Читая бумагу, Михаил поражался тем огромным суммам, которые, как оказалось, принадлежали их роду. Через несколько минут поднесенная к керосиновой лампе бумага, ярко вспыхнув, превратилась в пепел.

– Дальше, – коротко бросил Михаил, правильно поняв, что беседа только началась, и заметив новый листок бумаги, появившийся в руках отца из папки.

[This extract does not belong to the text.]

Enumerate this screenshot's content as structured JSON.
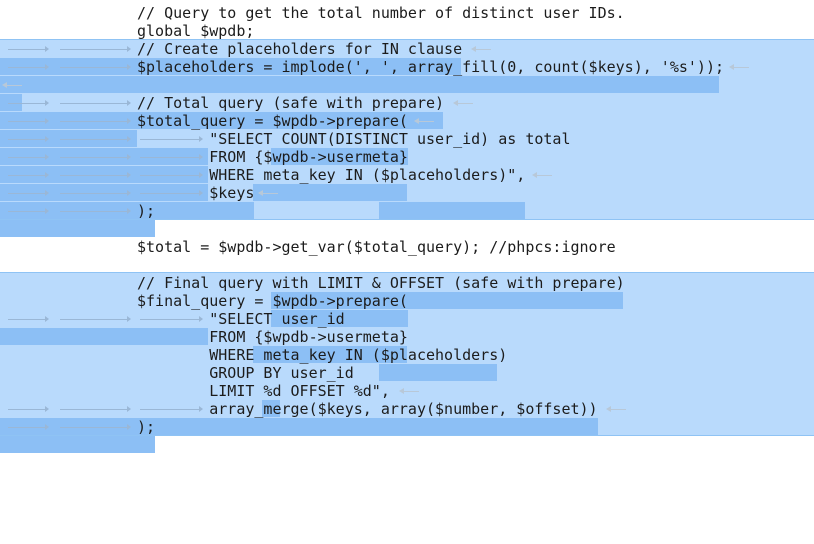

– Это – счета в Швейцарии, которыми я могу распоряжаться по поручению правительства России. Царского правительства, – уточнил отец, протягивая новый лист, – на этих счетах размещены средства, необходимые для поддержания в рабочем режиме секретной агентурной сети и резидентуры в странах западного региона и на востоке. Возможно, эти сведения просочились в комиссию по экспроприации из бывшего Генерального штаба, хотя эти документы были с грифом «Совершенно секретно, при опасности сжечь». Запомни пароли, цифровые коды, номера счетов, а также номер абонированного на сто лет сейфа, где хранятся мною зашифрованные данные об агентурной сети европейского и восточного регионов. Ключ от сейфа лежит в тайнике замка во Франции. Это имение я приобрел перед войной, продав один из приисков. О тайнике я расскажу тебе позже.

После тщательного изучения вторую бумагу постигла участь первой, и Михаил молча посмотрел на отца в ожидании следующей информации.

С детства отец научил его плодотворно работать, подчинять свой разум необходимой дисциплине и умению концентрировать свои способности.

– Третье. В этой папке, – Николай Михайлович подкинул на ладони небольшую кожаную зеленую папку, – собраны сведения о моей личной агентурной сети в России – краткие характеристики агентов, причины вербовки и т. д. Все это тебе предстоит выучить за ночь, и к утру все должно быть сожжено. Всю эту информацию я передаю тебе, поскольку неизвестно, что может со всеми нами случиться в это смутное время. Поэтому я очень ждал тебя, иначе мы бы уже уехали, получив сведения о приезде эмиссара. Информация эта, конечно, не для девятнадцатилетнего мальчика, но у меня нет выбора. Никому другому я не могу это доверить… Ну да ты в свои годы тоже прошел хорошую жизненную школу…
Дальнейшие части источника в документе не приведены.